Tuesday, September 7, 2010

The convenience of Mini Plots

When I was in sixth grade learning seventh grade math, I found that the most annoying thing on earth was to graph plots on paper.  Then in seventh grade, I discovered the miniplot.

If you don't know what a miniplot is, it is a extremely useful graph in sticky note form.  Basically, it is a sticky note with a xy graph that goes from one to ten.  It is perfect for homework in which you have to graph.  you just stick a miniplot onto your notebook and graph.

When I first discovered the miniplot, I was shocked.  I spent endless hours of my life drawing graphs when all I really needed was a one dollar set of 50 miniplots.  Without any thought, I bought two sets.  When I got home and started graphing with the miniplots for homework, I realized just how useful these plots can be.  I saved almost 15 minutes by not having to graph, and the graphs were also a LOT more legible.  From that point on, I was hooked.

Miniplots were the answer for my need for speed and neatness.

1 comment:

  1. For now, I want you to move away from formal writing. You've had quite a bit of that over the summer. We'll leave the five paragraph essay and the formal analysis and introductions and conclusions for your 8th grade English teacher to handle.

    What I want you to do is just write. Don't worry about form. Don't worry about being clear. Make your posts more intimate and personal. Don't make them essays. Start writing about what you think, and what your opinions are. Be full of angst! Your writing right now lacks emotion - you are at the point where you need to search for your own voice and find a human element in your writing.

    Basically, start writing about daily life. Start using present tense. Write about whatever catches your fancy. Don't worry about making mistakes.
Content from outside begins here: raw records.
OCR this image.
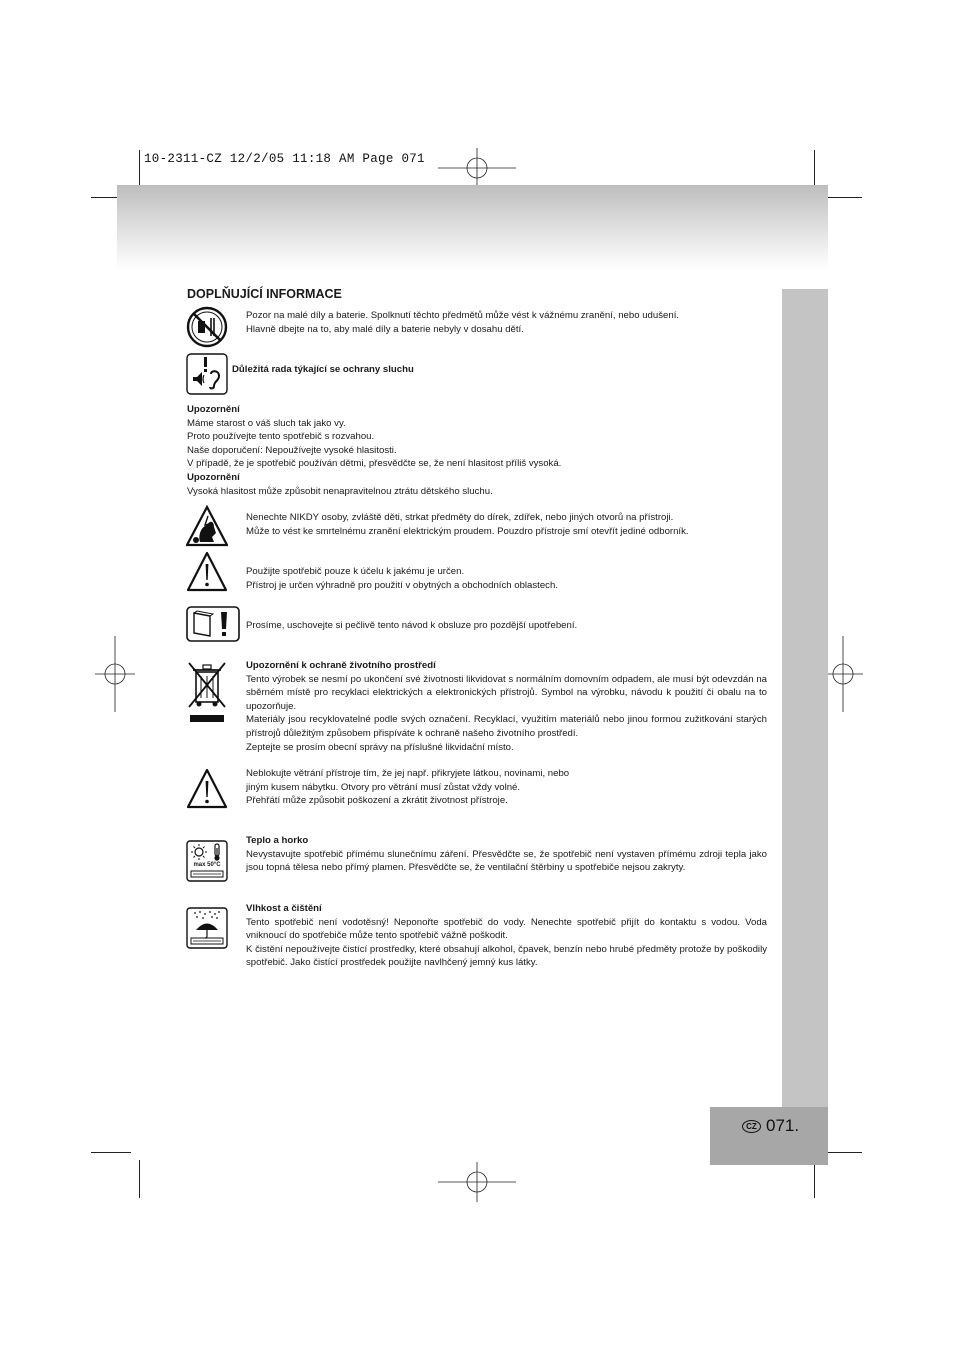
10-2311-CZ 12/2/05 11:18 AM Page 071
CZ 071.
DOPLŇUJÍCÍ INFORMACE

Pozor na malé díly a baterie. Spolknutí těchto předmětů může vést k vážnému zranění, nebo udušení.

Hlavně dbejte na to, aby malé díly a baterie nebyly v dosahu dětí.

Důležitá rada týkající se ochrany sluchu

Upozornění

Máme starost o váš sluch tak jako vy.

Proto používejte tento spotřebič s rozvahou.

Naše doporučení: Nepoužívejte vysoké hlasitosti.

V případě, že je spotřebič používán dětmi, přesvědčte se, že není hlasitost příliš vysoká.

Upozornění

Vysoká hlasitost může způsobit nenapravitelnou ztrátu dětského sluchu.

Nenechte NIKDY osoby, zvláště děti, strkat předměty do dírek, zdířek, nebo jiných otvorů na přístroji.

Může to vést ke smrtelnému zranění elektrickým proudem. Pouzdro přístroje smí otevřít jediné odborník.

Použijte spotřebič pouze k účelu k jakému je určen.

Přístroj je určen výhradně pro použití v obytných a obchodních oblastech.

Prosíme, uschovejte si pečlivě tento návod k obsluze pro pozdější upotřebení.

Upozornění k ochraně životního prostředí

Tento výrobek se nesmí po ukončení své životnosti likvidovat s normálním domovním odpadem, ale musí být odevzdán na sběrném místě pro recyklaci elektrických a elektronických přístrojů. Symbol na výrobku, návodu k použití či obalu na to upozorňuje.

Materiály jsou recyklovatelné podle svých označení. Recyklací, využitím materiálů nebo jinou formou zužitkování starých přístrojů důležitým způsobem přispíváte k ochraně našeho životního prostředí.

Zeptejte se prosím obecní správy na příslušné likvidační místo.

Neblokujte větrání přístroje tím, že jej např. přikryjete látkou, novinami, nebo

jiným kusem nábytku. Otvory pro větrání musí zůstat vždy volné.

Přehřátí může způsobit poškození a zkrátit životnost přístroje.

max 50°C

Teplo a horko

Nevystavujte spotřebič přímému slunečnímu záření. Přesvědčte se, že spotřebič není vystaven přímému zdroji tepla jako jsou topná tělesa nebo přímý plamen. Přesvědčte se, že ventilační štěrbiny u spotřebiče nejsou zakryty.

Vlhkost a čištění

Tento spotřebič není vodotěsný! Neponořte spotřebič do vody. Nenechte spotřebič přijít do kontaktu s vodou. Voda vniknoucí do spotřebiče může tento spotřebič vážně poškodit.

K čistění nepoužívejte čistící prostředky, které obsahují alkohol, čpavek, benzín nebo hrubé předměty protože by poškodily spotřebič. Jako čistící prostředek použijte navlhčený jemný kus látky.
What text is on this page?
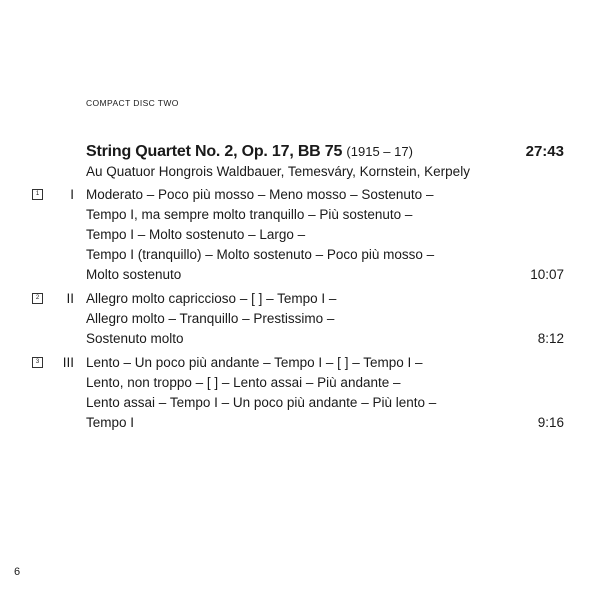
COMPACT DISC TWO
String Quartet No. 2, Op. 17, BB 75 (1915 – 17)	27:43
Au Quatuor Hongrois Waldbauer, Temesváry, Kornstein, Kerpely
1	I Moderato – Poco più mosso – Meno mosso – Sostenuto –
Tempo I, ma sempre molto tranquillo – Più sostenuto –
Tempo I – Molto sostenuto – Largo –
Tempo I (tranquillo) – Molto sostenuto – Poco più mosso –
Molto sostenuto	10:07
2	II Allegro molto capriccioso – [ ] – Tempo I –
Allegro molto – Tranquillo – Prestissimo –
Sostenuto molto	8:12
3	III Lento – Un poco più andante – Tempo I – [ ] – Tempo I –
Lento, non troppo – [ ] – Lento assai – Più andante –
Lento assai – Tempo I – Un poco più andante – Più lento –
Tempo I	9:16
6
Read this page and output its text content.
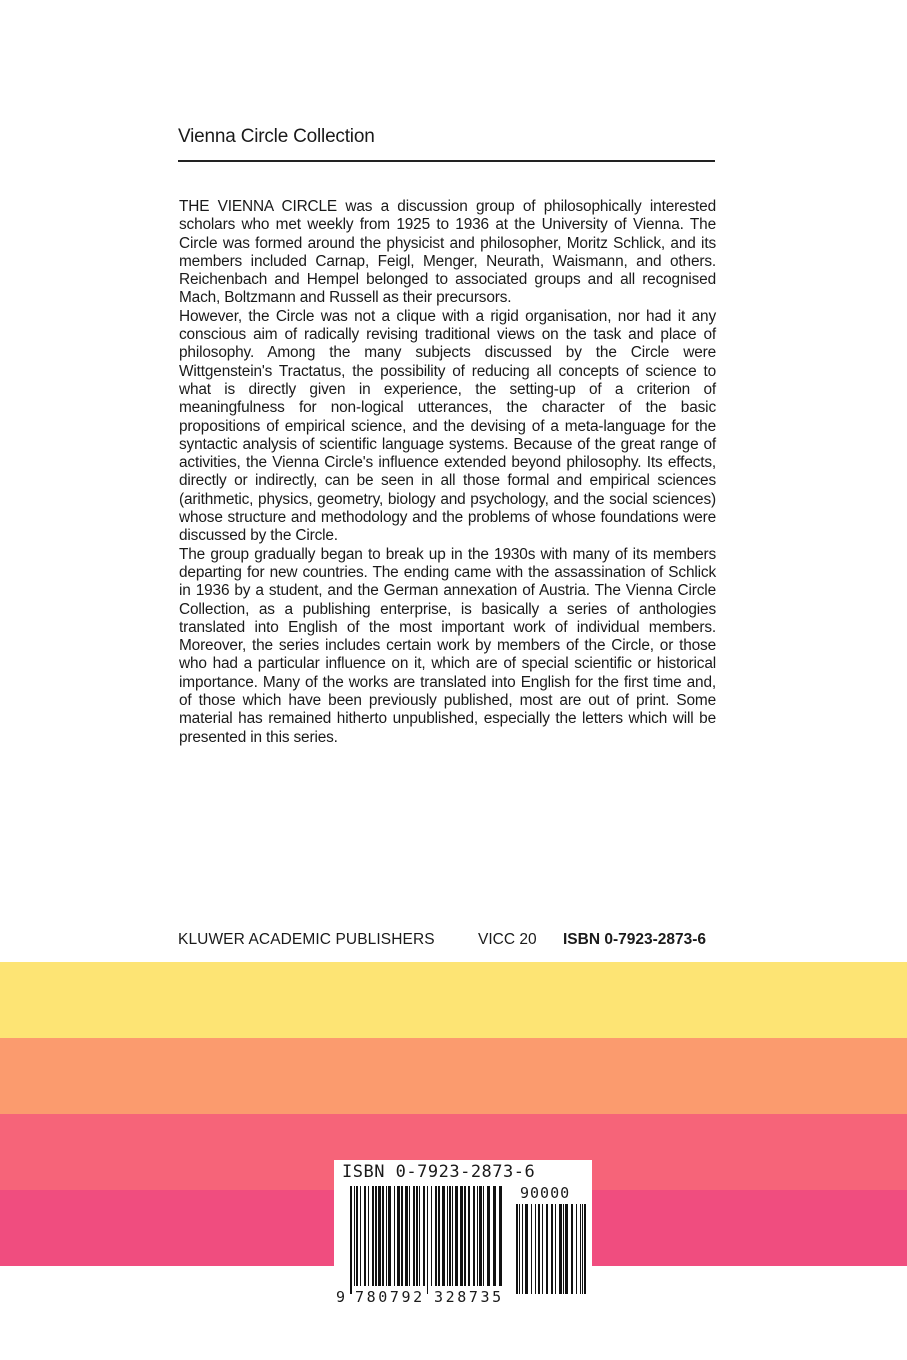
Vienna Circle Collection

THE VIENNA CIRCLE was a discussion group of philosophically interested scholars who met weekly from 1925 to 1936 at the University of Vienna. The Circle was formed around the physicist and philosopher, Moritz Schlick, and its members included Carnap, Feigl, Menger, Neurath, Waismann, and others. Reichenbach and Hempel belonged to associated groups and all recognised Mach, Boltzmann and Russell as their precursors.

However, the Circle was not a clique with a rigid organisation, nor had it any conscious aim of radically revising traditional views on the task and place of philosophy. Among the many subjects discussed by the Circle were Wittgenstein's Tractatus, the possibility of reducing all concepts of science to what is directly given in experience, the setting-up of a criterion of meaningfulness for non-logical utterances, the character of the basic propositions of empirical science, and the devising of a meta-language for the syntactic analysis of scientific language systems. Because of the great range of activities, the Vienna Circle's influence extended beyond philosophy. Its effects, directly or indirectly, can be seen in all those formal and empirical sciences (arithmetic, physics, geometry, biology and psychology, and the social sciences) whose structure and methodology and the problems of whose foundations were discussed by the Circle.

The group gradually began to break up in the 1930s with many of its members departing for new countries. The ending came with the assassination of Schlick in 1936 by a student, and the German annexation of Austria. The Vienna Circle Collection, as a publishing enterprise, is basically a series of anthologies translated into English of the most important work of individual members. Moreover, the series includes certain work by members of the Circle, or those who had a particular influence on it, which are of special scientific or historical importance. Many of the works are translated into English for the first time and, of those which have been previously published, most are out of print. Some material has remained hitherto unpublished, especially the letters which will be presented in this series.

KLUWER ACADEMIC PUBLISHERS	VICC 20 ISBN 0-7923-2873-6
ISBN 0-7923-2873-6
90000
9 780792 328735
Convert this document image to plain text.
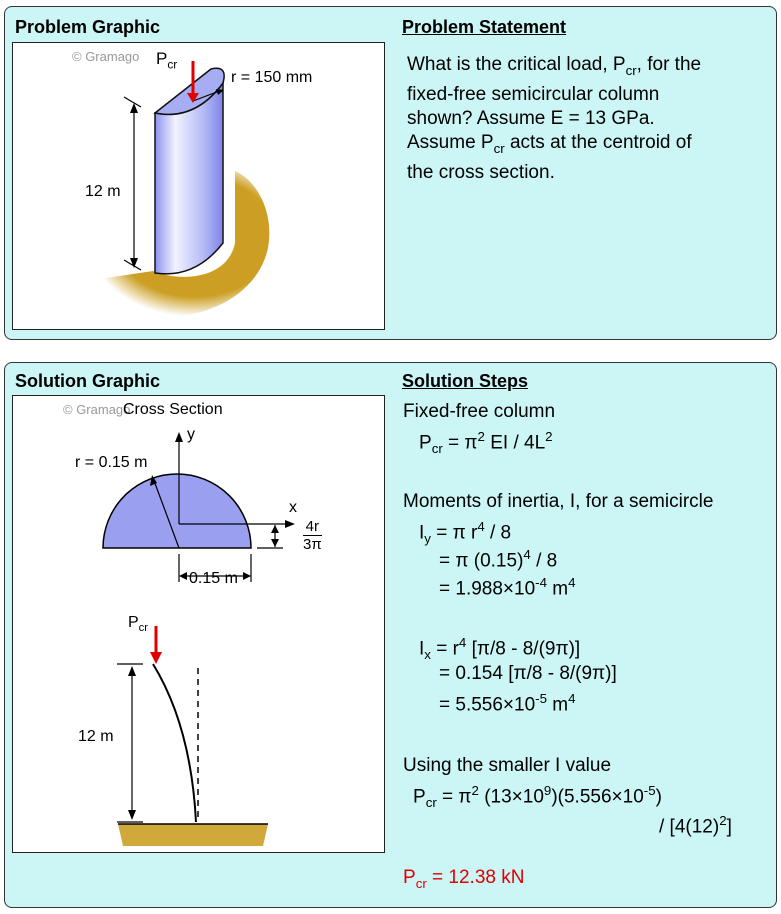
Problem Graphic	Problem Statement
© Gramago $P_{cr}$
r = 150 mm
12 m
What is the critical load, $P_{cr}$, for the
fixed-free semicircular column
shown? Assume E = 13 GPa.
Assume $P_{cr}$ acts at the centroid of
the cross section.
Solution Graphic	Solution Steps
© Gramago
Cross Section
y
x
r = 0.15 m
4r
3π
0.15 m
$P_{cr}$
12 m
Fixed-free column
$P_{cr} = \pi^2$ EI / $4L^2$
Moments of inertia, I, for a semicircle
$I_y = \pi$ $r^4 / 8$
= π $(0.15)^4 / 8$
= $1.988\times 10^{-4}$ $m^4$
$I_x = r^4$ [π/8 - 8/(9π)]
= 0.154 [π/8 - 8/(9π)]
= $5.556\times 10^{-5}$ $m^4$
Using the smaller I value
$P_{cr} = \pi^2$ $(13\times 10^9)(5.556\times 10^{-5})$
/ $[4(12)^2]$
$P_{cr} = 12.38$ kN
    For example, I wrote this today while sitting in class, while observing the teacher and the students and the room:

    "Room of natural sunlight but not quite, knuckles held under chin, carpet so rough as to be smooth underfoot worn flippity flop flops, tapping cyclically to the tune of thoughts humming overhead that are maybe overthought and stretched beyond their point of elasticity, the eyebrows dipping into a slight slope in response, thumbs rubbing desk impatiently for this particular misaimed voice to pass, pens curling across pages, then dropped, by a hand no longer there, its owner bending back into a rubber banded chair while reading about sentences as prison sentences so open as to open themselves up to any interpretation whatsoever though not to the detriment of the elegance of thought that left them imprinted on page if you know what I mean because I know what I mean even if you don’t though maybe you do, closely trailing the words like a monk hunched in a cloister keeping alive the idealism that obscurity is not created for its own sake, because is there a true truth of meaning or is it merely the author: “I don’t know man, I just thought it was cool,” then mixed with student voices uncut and unpolished thrown across the tables, sure in their intent but not their execution, hand brushing across the surface of a page with a quick flick of wrist, once and then twice and then folding it flat against the table with a thumb leaving it cracked open, the heads of all different coherences swiveled towards the somethings or nothings that hold their attention - like plants that swivel their heads towards sunlight, hoping for growth but in this case not of the practical variety but of the sort that revolves between the ears and leads to more knuckles held beneath bemused chins and more pens curling across pages in search of insights or at least the knowledge of the existence of insights in this room of sunlight that’s almost but not quite and almost but not quite."


    Just go for whatever you feel like. Don't worry about proper form or being grammatically correct. Be inspired.